Viviane découvre la rage de son oncle Jean, sa révolte et son refus de plier l’échine,  l’amour secret de Rose, le destin terrible de sa mère et de sa tante Monique.
La vérité fait mal, mais il ne peut y avoir de résilience sans la connaissance. Elle comprend les agissements de sa grand-mère qui ne pouvait affronter le monde sans ses petites pilules. C’est le sort réservé à plusieurs femmes encore de nos jours. Les médicaments pour les faire tenir tranquille et accepter une situation souvent terrible. Emmanuelle Tremblay nous présente brièvement certains médicaments qui ont servi à « calmer » les femmes, à les faire se tenir tranquille dans leur révolte et leurs angoisses. 
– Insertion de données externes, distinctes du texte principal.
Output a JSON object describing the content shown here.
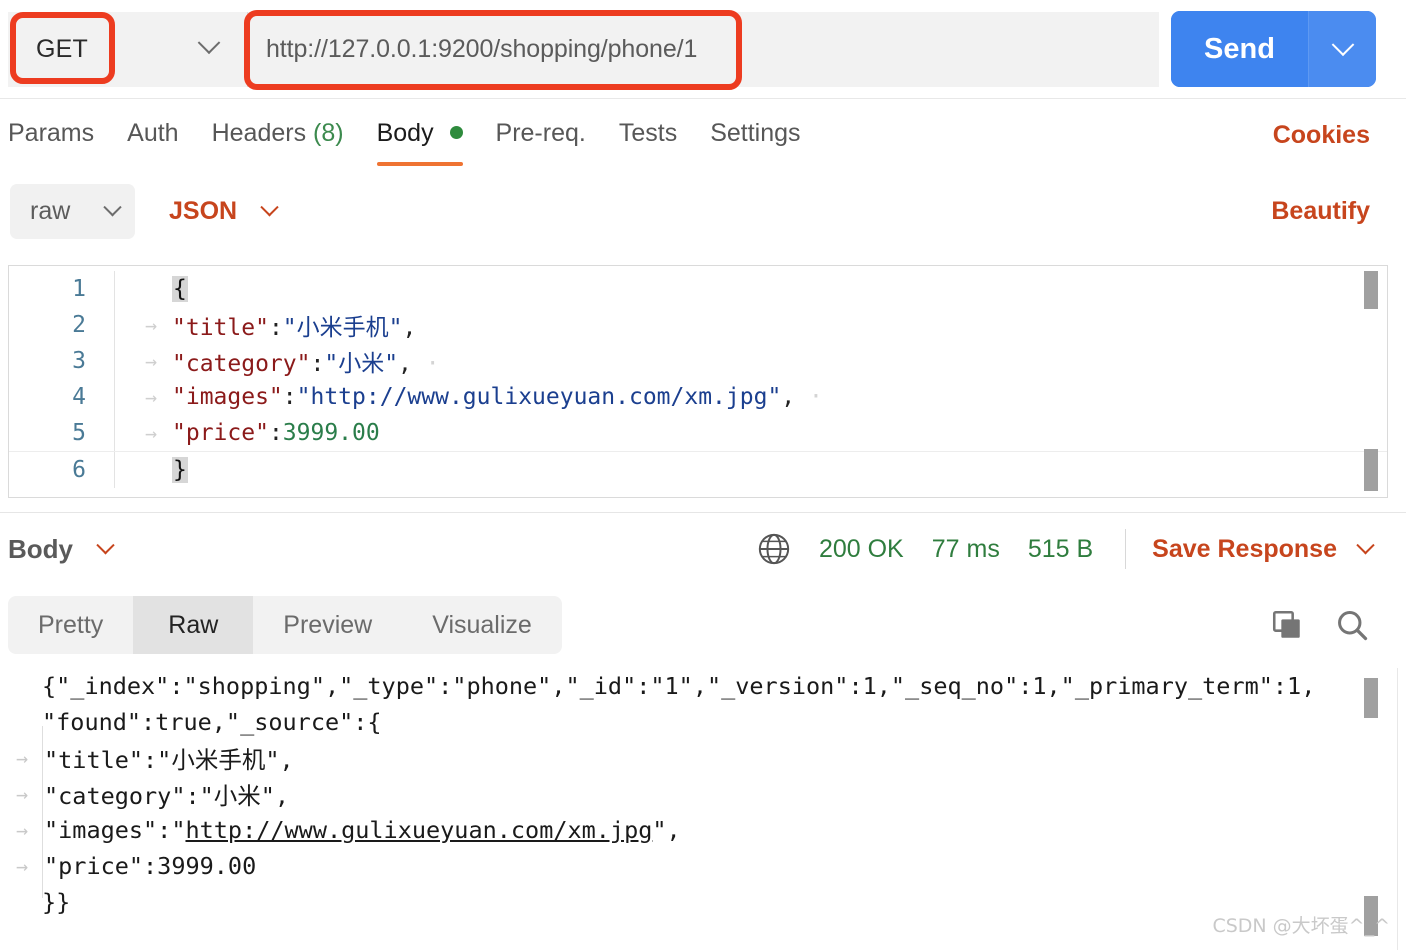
{
  "request_bar": {
    "method": "GET",
    "method_dropdown_icon": "chevron-down-icon",
    "url": "http://127.0.0.1:9200/shopping/phone/1",
    "send_label": "Send",
    "send_dropdown_icon": "chevron-down-icon"
  },
  "request_tabs": {
    "items": [
      {
        "label": "Params",
        "active": false
      },
      {
        "label": "Auth",
        "active": false
      },
      {
        "label": "Headers",
        "count": "(8)",
        "active": false
      },
      {
        "label": "Body",
        "active": true,
        "has_dot": true
      },
      {
        "label": "Pre-req.",
        "active": false
      },
      {
        "label": "Tests",
        "active": false
      },
      {
        "label": "Settings",
        "active": false
      }
    ],
    "cookies_label": "Cookies"
  },
  "body_type_row": {
    "mode": "raw",
    "mode_icon": "chevron-down-icon",
    "format": "JSON",
    "format_icon": "chevron-down-icon",
    "beautify_label": "Beautify"
  },
  "request_body": {
    "lines": [
      {
        "num": "1",
        "indent": false,
        "open_brace": "{"
      },
      {
        "num": "2",
        "indent": true,
        "key": "\"title\"",
        "colon": ":",
        "value": "\"小米手机\"",
        "value_type": "string",
        "comma": ","
      },
      {
        "num": "3",
        "indent": true,
        "key": "\"category\"",
        "colon": ":",
        "value": "\"小米\"",
        "value_type": "string",
        "comma": ","
      },
      {
        "num": "4",
        "indent": true,
        "key": "\"images\"",
        "colon": ":",
        "value": "\"http://www.gulixueyuan.com/xm.jpg\"",
        "value_type": "string",
        "comma": ","
      },
      {
        "num": "5",
        "indent": true,
        "key": "\"price\"",
        "colon": ":",
        "value": "3999.00",
        "value_type": "number",
        "comma": ""
      },
      {
        "num": "6",
        "indent": false,
        "close_brace": "}"
      }
    ]
  },
  "response_header": {
    "body_label": "Body",
    "body_icon": "chevron-down-icon",
    "globe_icon": "globe-icon",
    "status": "200 OK",
    "time": "77 ms",
    "size": "515 B",
    "save_response_label": "Save Response",
    "save_response_icon": "chevron-down-icon"
  },
  "response_tabs": {
    "items": [
      {
        "label": "Pretty",
        "active": false
      },
      {
        "label": "Raw",
        "active": true
      },
      {
        "label": "Preview",
        "active": false
      },
      {
        "label": "Visualize",
        "active": false
      }
    ],
    "copy_icon": "copy-icon",
    "search_icon": "search-icon"
  },
  "response_body": {
    "lines": [
      {
        "type": "plain",
        "text": "{\"_index\":\"shopping\",\"_type\":\"phone\",\"_id\":\"1\",\"_version\":1,\"_seq_no\":1,\"_primary_term\":1,"
      },
      {
        "type": "plain",
        "text": "\"found\":true,\"_source\":{"
      },
      {
        "type": "indent",
        "text": "\"title\":\"小米手机\","
      },
      {
        "type": "indent",
        "text": "\"category\":\"小米\","
      },
      {
        "type": "indent_link",
        "prefix": "\"images\":\"",
        "link": "http://www.gulixueyuan.com/xm.jpg",
        "suffix": "\","
      },
      {
        "type": "indent",
        "text": "\"price\":3999.00"
      },
      {
        "type": "plain",
        "text": "}}"
      }
    ]
  },
  "watermark": {
    "text": "CSDN @大坏蛋^_^"
  },
  "colors": {
    "accent_orange": "#c7451d",
    "send_blue": "#3e84ef",
    "status_green": "#2f7d3e",
    "annotation_red": "#ed3c20",
    "tab_underline": "#ef7332"
  }
}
Son esprit paraissait vouloir se mouler à l’empreinte qu’un souvenir lointain eût laissée dans son corps. Viviane avait alors compris qu’il ne saurait y avoir de détachement sans réparation. Et que sa responsabilité y serait pour quelque chose. Car elle se limitait, somme toute, au sursis qu’on avait réussi à lui accorder. Le temps d’une dernière accolade avec le passé. (p. 72)

Madame Tremblay nous pousse imperceptiblement vers un univers glauque, révèle les secrets de la famille Santerre, les drames que l’on dépose dans de grands coffres qui se couvrent de poussière dans les greniers. Toutes les familles taisent de tels secrets. Ils expliquent souvent des gestes et bien des peurs. Je pense à Robert Lalonde qui n’a cessé de secouer certains événements de son enfance.
Comme des sauvages m’a terriblement dérangé. Un roman dur, mais tellement juste. Une écriture magnétique pour dire le silence et le non dit. Tout comme Nicole Houde le fait, j’y reviens, dans La Maison du Remous et dans L’enfant de la Batture. Des romans qui vous râpent l’âme et l’esprit.
Emmanuelle Tremblay me touche particulièrement parce que j’ai l’impression de retrouver des personnages que j’ai suivis dans La mort d’Alexandre et Les oiseaux de glace. Elle dénonce une société du silence qui écrase les femmes, ces « folles » que l’on garde dans les maisons comme dans des cages.
Rose survit grâce à la médication et Nicole choisit de se sacrifier pour sa fille. C’est douloureux pour Viviane de l’apprendre, mais nécessaire. Le silence n’est jamais une solution. Un roman bouleversant, une écriture qui éclate en plein visage. Un aspect de notre réalité dont on ne parle jamais. La médication, les pilules pour faire taire celles qui basculent dans la dépression et l’envie de mourir. Celles aussi qui ont envie de hurler et de dénoncer les agresseurs et les violeurs.


COMME DES SAUVAGES d’EMMANUELLE TREMBLAY est paru aux Éditions Leméac.